Q is for Quotient! In mathematics, a quotient is the result of division.

R is for Runner! The Runner” is a song by Ian Thomas, covered in 1984 by Manfred Mann’s Earth Band.

S is for Survivor! “Survivor” is a ‘reality’ game show created by Mark Burnett. Contestants attempt to outwit, outplay, and outlast each other; the key goal is to not be voted out. Last person standing wins!

T is for Tenacity! I would say that running around in the same maze for two years is pretty damned tenacious!

U is for Unanswered Questions! Some readers felt frustration or anger at the end of The Maze Runner – too many questions left unanswered, too abrupt of a cliffhanger. I felt quite a bit of frustration as well, but for the opposite reason: I would have appreciated less questions answered, more ambiguity. I wanted less of a plunge into a rather typical post-apocalyptic adventure and more running about in a maze for reasons unknown. Although I did enjoy the actual cliffhanger!

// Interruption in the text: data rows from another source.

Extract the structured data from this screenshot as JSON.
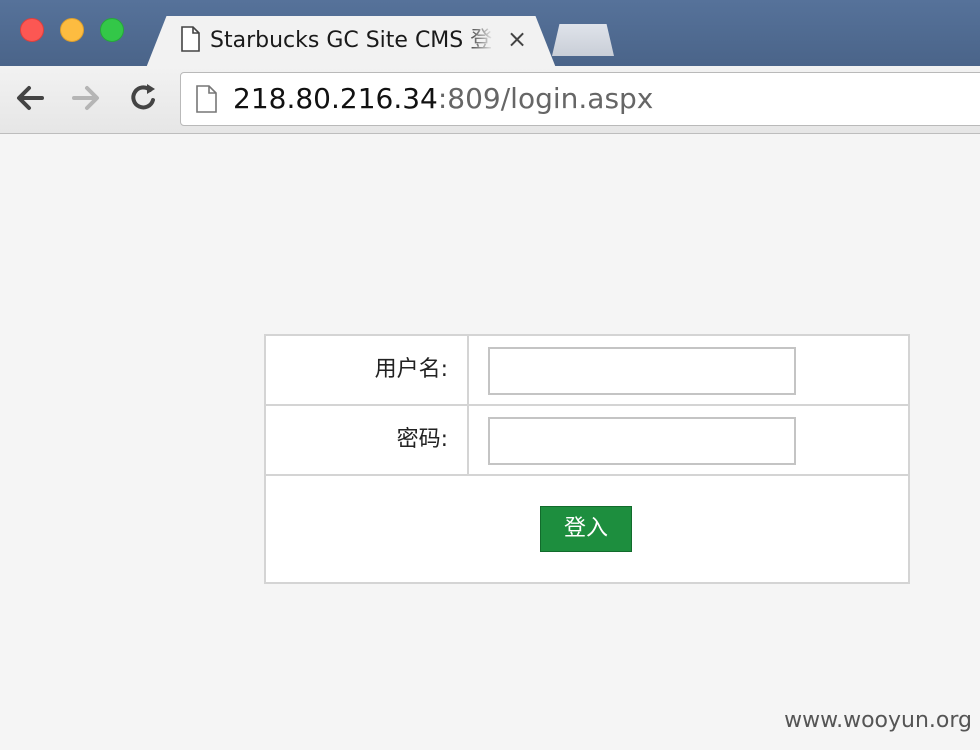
{
  "window": {
    "tab_title": "Starbucks GC Site CMS 登录",
    "tab_close": "×"
  },
  "address_bar": {
    "host": "218.80.216.34",
    "rest": ":809/login.aspx"
  },
  "login": {
    "username_label": "用户名:",
    "password_label": "密码:",
    "username_value": "",
    "password_value": "",
    "submit_label": "登入"
  },
  "colors": {
    "accent_button": "#1d8e3e",
    "titlebar": "#4a6489"
  },
  "icons": [
    "page-icon",
    "back-arrow-icon",
    "forward-arrow-icon",
    "reload-icon",
    "close-icon"
  ],
  "watermark": "www.wooyun.org"
}
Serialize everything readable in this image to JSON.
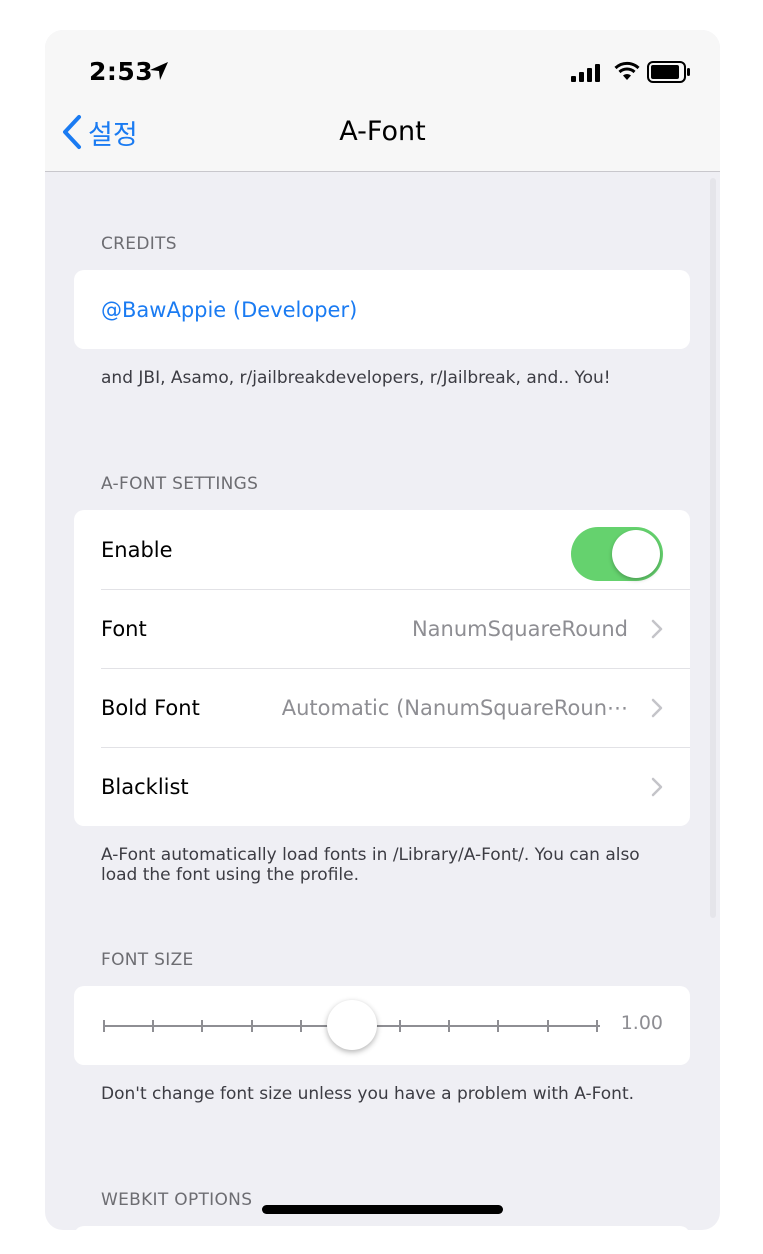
{
  "status_bar": {
    "time": "2:53",
    "icons": [
      "location-arrow-icon",
      "cellular-signal-icon",
      "wifi-icon",
      "battery-icon"
    ]
  },
  "nav": {
    "back_label": "설정",
    "title": "A-Font"
  },
  "colors": {
    "accent": "#1a7bf2",
    "toggle_on": "#65d26e",
    "background": "#efeff4",
    "secondary_text": "#8e8e93"
  },
  "sections": {
    "credits": {
      "header": "CREDITS",
      "link": "@BawAppie (Developer)",
      "footer": "and JBI, Asamo, r/jailbreakdevelopers, r/Jailbreak, and.. You!"
    },
    "settings": {
      "header": "A-FONT SETTINGS",
      "enable_label": "Enable",
      "enable_on": true,
      "font_label": "Font",
      "font_value": "NanumSquareRound",
      "bold_font_label": "Bold Font",
      "bold_font_value": "Automatic (NanumSquareRoun⋯",
      "blacklist_label": "Blacklist",
      "footer": "A-Font automatically load fonts in /Library/A-Font/. You can also load the font using the profile."
    },
    "font_size": {
      "header": "FONT SIZE",
      "value": "1.00",
      "slider_fraction": 0.5,
      "footer": "Don't change font size unless you have a problem with A-Font."
    },
    "webkit": {
      "header": "WEBKIT OPTIONS"
    }
  }
}
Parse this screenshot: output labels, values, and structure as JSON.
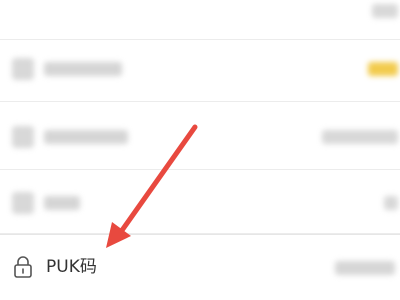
{
  "puk_row": {
    "label": "PUK码",
    "icon": "lock-icon"
  },
  "colors": {
    "annotation_arrow": "#e8493f",
    "highlight_value": "#f2cb4d",
    "label_text": "#333333"
  }
}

V is for Vendetta! The characters in The Maze Runner use the idea of Vendetta to fight back, to inspire themselves, to fling themselves into the unknown. “V for Vendetta” is a graphic novel by Alan Moore. The movie adaptation of that comic contains this quote: “There are no coincidences, only the illusion of coincidences” … which of course is an approximation of Albert Einstein’s quote: “God does not play dice with the universe” … indeed! But who is this “God” in Maze Runner's universe?

W is for Waiting for Godot! “Waiting for Godot” is a play by Samuel Beckett in which two characters wait in vain for a person named Godot. The characters wait for answers that never appear. Beckett, describing his creation: “It is a game, everything is a game”… the game of life?

X is for Xbox! The Xbox and its various successors are video game consoles. I trust you can connect the dots here.

Y is for Young Adult! I think that many of our classic and modern young adult stories constitute the fables of our times. A handful of narratives that are repeated and reshaped, told through thousands of books and read by millions of readers. Their prose is usually transparent and their meanings overt. Both the reader and the protagonist are given clear lessons to learn. But the reader may, in turn, choose to project their own meanings onto these archetypical stories.

Z is for Zarathustra! “Thus Spoke Zarathustra” is a philosophical novel by Friedrich Nietzsche. It deals with ideas such as ‘the eternal recurrence of the same’ and the Übermensch, or Overman – a goal in which human life would be given meaning by how it advanced a new generation of humans.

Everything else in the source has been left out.